Rosalynn Carter, former first lady of the United States, is an advocate for mental-health care through the Carter Center. Patrick J. Kennedy, former U.S. representative (D-R.I.) from 1995 to 2011, is the founder of the Kennedy Forum and author of “A Common Struggle: A Personal Journey Through the Past and Future of Mental Illness and Addiction.”
Almost 10 years have passed since Congress required that insurers offering mental-health services for illnesses of the brain, such as depression or addiction, do so no more restrictively than illnesses of the body, such as diabetes or cancer.
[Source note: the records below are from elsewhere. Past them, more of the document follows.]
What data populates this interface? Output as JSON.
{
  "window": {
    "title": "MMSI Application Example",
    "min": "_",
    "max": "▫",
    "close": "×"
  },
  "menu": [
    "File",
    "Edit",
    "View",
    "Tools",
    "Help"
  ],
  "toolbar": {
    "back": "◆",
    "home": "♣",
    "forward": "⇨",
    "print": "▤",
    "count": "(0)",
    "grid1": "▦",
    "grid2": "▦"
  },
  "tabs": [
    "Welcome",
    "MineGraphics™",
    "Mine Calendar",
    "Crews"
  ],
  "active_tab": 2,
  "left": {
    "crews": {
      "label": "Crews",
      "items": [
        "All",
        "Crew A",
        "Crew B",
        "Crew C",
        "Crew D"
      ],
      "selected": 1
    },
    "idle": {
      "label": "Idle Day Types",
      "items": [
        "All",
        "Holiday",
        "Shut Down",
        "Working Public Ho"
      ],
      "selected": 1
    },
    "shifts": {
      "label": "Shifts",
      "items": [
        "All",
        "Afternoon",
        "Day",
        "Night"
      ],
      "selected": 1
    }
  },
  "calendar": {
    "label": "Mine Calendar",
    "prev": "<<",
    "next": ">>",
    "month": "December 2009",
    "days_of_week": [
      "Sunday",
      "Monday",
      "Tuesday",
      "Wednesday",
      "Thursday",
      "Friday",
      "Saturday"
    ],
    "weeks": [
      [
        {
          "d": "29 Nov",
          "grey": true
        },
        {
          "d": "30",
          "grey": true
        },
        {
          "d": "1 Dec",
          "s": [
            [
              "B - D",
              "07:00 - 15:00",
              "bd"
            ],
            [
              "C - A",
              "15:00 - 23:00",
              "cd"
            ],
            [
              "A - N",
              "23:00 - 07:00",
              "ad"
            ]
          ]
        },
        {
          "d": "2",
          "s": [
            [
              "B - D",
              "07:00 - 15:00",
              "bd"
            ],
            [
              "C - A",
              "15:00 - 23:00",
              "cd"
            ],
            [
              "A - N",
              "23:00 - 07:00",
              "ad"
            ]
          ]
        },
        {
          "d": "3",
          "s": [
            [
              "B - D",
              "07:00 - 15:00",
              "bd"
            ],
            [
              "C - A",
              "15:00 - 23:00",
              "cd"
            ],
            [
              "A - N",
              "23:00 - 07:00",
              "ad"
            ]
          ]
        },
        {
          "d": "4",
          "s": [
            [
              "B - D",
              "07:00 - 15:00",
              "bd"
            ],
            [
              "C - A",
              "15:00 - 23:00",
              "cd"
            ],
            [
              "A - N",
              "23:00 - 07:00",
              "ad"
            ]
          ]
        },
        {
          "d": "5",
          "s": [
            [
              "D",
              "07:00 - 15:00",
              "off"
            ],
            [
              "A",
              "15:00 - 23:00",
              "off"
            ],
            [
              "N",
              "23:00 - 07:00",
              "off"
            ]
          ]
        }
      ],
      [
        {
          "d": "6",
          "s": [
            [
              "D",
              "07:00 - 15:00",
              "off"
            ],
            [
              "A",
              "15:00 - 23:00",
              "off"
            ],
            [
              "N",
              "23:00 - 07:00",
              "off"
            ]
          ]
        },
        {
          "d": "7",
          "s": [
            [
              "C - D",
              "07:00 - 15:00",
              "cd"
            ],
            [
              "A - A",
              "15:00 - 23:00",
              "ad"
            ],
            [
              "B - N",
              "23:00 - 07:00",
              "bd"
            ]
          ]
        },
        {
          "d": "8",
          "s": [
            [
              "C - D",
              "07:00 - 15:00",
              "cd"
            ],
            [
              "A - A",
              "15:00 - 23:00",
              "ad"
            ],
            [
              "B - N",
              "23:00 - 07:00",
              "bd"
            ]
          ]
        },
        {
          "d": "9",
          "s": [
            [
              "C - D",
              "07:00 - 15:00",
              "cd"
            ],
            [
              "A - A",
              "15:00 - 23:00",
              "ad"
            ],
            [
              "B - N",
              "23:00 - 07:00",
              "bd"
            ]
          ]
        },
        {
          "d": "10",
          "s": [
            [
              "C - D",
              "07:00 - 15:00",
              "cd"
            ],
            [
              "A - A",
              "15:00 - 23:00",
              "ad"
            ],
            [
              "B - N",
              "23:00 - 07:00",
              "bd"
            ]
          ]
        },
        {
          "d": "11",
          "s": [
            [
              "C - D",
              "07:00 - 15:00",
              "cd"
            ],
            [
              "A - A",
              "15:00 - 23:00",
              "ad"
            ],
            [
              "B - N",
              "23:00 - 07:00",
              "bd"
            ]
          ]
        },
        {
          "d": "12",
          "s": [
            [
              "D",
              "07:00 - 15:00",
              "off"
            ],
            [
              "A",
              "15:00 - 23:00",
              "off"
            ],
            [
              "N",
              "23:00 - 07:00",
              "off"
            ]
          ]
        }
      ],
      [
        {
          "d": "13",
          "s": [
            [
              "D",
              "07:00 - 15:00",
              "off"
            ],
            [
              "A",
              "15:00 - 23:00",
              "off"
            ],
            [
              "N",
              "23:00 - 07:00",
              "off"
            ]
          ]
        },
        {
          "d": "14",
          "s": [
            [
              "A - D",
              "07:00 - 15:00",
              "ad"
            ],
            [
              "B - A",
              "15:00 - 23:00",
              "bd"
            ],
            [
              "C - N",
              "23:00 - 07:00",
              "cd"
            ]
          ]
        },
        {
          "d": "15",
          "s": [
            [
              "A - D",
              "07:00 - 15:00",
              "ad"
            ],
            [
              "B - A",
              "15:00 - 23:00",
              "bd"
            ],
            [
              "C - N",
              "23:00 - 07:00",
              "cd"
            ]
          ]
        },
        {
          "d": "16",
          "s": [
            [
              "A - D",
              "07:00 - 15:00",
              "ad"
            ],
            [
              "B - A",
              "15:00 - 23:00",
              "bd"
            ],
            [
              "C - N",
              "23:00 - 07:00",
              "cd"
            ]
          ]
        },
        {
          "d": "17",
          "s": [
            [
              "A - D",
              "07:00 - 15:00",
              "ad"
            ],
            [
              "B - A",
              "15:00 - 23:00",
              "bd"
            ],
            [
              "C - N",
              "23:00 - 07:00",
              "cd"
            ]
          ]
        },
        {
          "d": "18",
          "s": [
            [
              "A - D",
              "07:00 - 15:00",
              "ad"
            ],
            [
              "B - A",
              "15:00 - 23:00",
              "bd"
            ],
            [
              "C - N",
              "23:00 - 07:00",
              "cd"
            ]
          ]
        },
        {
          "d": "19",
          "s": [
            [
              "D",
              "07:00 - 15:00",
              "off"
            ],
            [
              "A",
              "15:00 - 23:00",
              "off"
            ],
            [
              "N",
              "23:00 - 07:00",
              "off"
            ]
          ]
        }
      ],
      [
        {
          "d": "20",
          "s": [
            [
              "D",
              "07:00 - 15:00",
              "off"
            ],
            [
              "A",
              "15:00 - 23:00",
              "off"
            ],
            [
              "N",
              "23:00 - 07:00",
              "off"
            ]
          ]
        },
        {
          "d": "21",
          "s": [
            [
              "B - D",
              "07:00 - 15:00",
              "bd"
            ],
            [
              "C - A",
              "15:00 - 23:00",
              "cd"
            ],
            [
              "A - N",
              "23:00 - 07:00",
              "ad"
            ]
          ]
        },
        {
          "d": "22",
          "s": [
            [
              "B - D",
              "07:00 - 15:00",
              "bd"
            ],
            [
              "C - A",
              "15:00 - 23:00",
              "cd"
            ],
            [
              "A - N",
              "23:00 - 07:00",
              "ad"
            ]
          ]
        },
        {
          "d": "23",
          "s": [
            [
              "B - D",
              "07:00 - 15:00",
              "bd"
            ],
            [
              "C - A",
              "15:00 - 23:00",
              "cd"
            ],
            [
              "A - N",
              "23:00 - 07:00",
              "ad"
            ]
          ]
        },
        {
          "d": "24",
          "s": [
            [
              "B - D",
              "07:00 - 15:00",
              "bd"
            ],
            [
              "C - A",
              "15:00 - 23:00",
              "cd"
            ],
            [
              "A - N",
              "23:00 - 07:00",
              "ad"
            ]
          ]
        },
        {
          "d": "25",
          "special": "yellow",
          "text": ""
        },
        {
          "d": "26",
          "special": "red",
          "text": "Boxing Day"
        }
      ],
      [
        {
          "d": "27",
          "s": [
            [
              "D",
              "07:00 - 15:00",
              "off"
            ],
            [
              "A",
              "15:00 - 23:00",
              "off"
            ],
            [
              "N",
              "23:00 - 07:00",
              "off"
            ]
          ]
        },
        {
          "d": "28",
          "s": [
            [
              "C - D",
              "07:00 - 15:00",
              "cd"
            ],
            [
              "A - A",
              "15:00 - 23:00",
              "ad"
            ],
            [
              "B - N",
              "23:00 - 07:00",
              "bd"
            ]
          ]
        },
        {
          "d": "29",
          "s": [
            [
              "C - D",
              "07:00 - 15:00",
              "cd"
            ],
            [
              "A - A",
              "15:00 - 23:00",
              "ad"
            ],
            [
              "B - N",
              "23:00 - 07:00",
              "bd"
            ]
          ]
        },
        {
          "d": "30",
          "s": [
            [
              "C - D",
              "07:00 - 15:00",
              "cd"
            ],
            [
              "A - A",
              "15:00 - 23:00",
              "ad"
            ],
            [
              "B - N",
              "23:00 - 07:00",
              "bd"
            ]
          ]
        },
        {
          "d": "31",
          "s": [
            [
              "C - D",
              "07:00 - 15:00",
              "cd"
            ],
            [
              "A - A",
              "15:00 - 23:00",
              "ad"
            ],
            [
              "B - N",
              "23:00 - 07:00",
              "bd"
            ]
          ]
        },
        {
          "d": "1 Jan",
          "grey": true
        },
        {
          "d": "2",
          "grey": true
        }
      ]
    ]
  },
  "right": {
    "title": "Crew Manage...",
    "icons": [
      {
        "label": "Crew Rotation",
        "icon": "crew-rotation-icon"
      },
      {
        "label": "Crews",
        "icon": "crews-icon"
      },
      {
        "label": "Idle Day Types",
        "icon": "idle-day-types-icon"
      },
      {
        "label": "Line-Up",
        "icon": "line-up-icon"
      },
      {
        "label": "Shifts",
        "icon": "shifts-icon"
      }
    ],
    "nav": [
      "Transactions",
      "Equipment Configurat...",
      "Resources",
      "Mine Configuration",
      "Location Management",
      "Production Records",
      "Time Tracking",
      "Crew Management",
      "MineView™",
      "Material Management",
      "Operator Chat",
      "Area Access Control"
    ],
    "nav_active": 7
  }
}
And yet most insurers today still do not comply with the law.
Mental-health parity is more important now than ever before, considering the rising numbers of overdoses and suicides nationwide. But state and federal investigations have shown that mental-health and addiction treatment are frequently far more onerous to manage.
This has become an issue of human rights. Too often, people seeking these treatments are denied coverage or don’t receive enough treatment because of insurers’ overly aggressive managed-care techniques and subsequently die from overdoses or suicides. In other cases, families — desperate to keep their loved ones alive — take out second mortgages, deplete retirement accounts and drain college funds to pay for treatment services their plans won’t cover.
To disrupt this vicious cycle, we must confront the reality that our current system of insurance-based health care oppresses those with mental-health and substance-use disorders.
Violations of mental-health parity laws can take many forms. Insurance companies frequently limit how long and how often patients can receive care through rigorous pre-authorization requirements. Patients also face narrow networks of mental-health providers; complicated drug formularies that limit prescription coverage; and requirements to try less expensive treatments before pursuing the most evidence-based treatment recommended by their doctor.
It should come as no surprise that the ordinary consumer has no idea what to do when coverage is denied. Most don’t even know when a parity violation has occurred. That’s because health-insurance companies rarely provide specific information regarding details of a denial, which makes it difficult for consumers to file an appeal and alert regulators. In other cases, “medical necessity” review criteria are disclosed but incorrectly applied. As a result, confused patients and their providers are unable to challenge denials in a meaningful way — unaware of the resources available for help.
In no other health-care situation would this be acceptable. People with mental-health and addiction challenges deserve equal access to care. We must bring transparency to a system that counts on silence and confusion to save money.
The problem starts with the complexity of the law itself and the way our insurance system works. It took many years for the federal government to develop regulations to implement mental-health parity as mandated by Congress, and there are still gray areas on which many in the health-care industry disagree. These lack of guidelines and inconsistencies in compliance programs have contributed to poor enforcement efforts.
But there is hope. Federal and state regulators continue to issue more regulatory guidance, and representatives from the insurance industry, health-care providers and consumers are helping to develop the first set of comprehensive mental-health parity accreditation standards to be released this fall. Meanwhile, states such as Colorado, Delaware, Illinois, Tennessee and Rhode Island are developing their own solutions to increase access to mental-health and addiction treatment.
Some people decry the cost to achieve mental-health parity. But, ironically, neglecting to enforce the law is actually costing the federal and state governments billions of dollars. Patients who are depleted of resources often turn to Medicaid or other government-funded programs for assistance with treatment. Lack of coverage also leads to more people being incarcerated, which carries an exorbitant price tag for taxpayers. The Centers for Disease Control and Prevention estimate that the total economic burden of prescription opioid misuse in the United States is $78.5 billion a year, including the costs of health care, lost productivity, addiction treatment and criminal-justice involvement.
And yes, while any insurance mandate is likely to increase insurance premiums in the short term, we must consider the bigger picture. Costs for mental-health and substance-use disorder treatment are much higher once a condition or disease worsens. The ability to proactively address mental health and addiction — along with any other health condition — would help to alleviate this and improve clinical outcomes. We should also prioritize evidence-based treatments and technology to minimize costs.
It is easy to forget, amid the complexities of our health-care system, that real human lives are at stake here. Parents should not have to face financial ruin to save their children’s lives, especially after paying into an insurance plan for years. Sadly, this is happening across the nation.
Attitudes toward mental health and addiction are finally changing. Stigma and discrimination are no longer acceptable. Our system must catch up.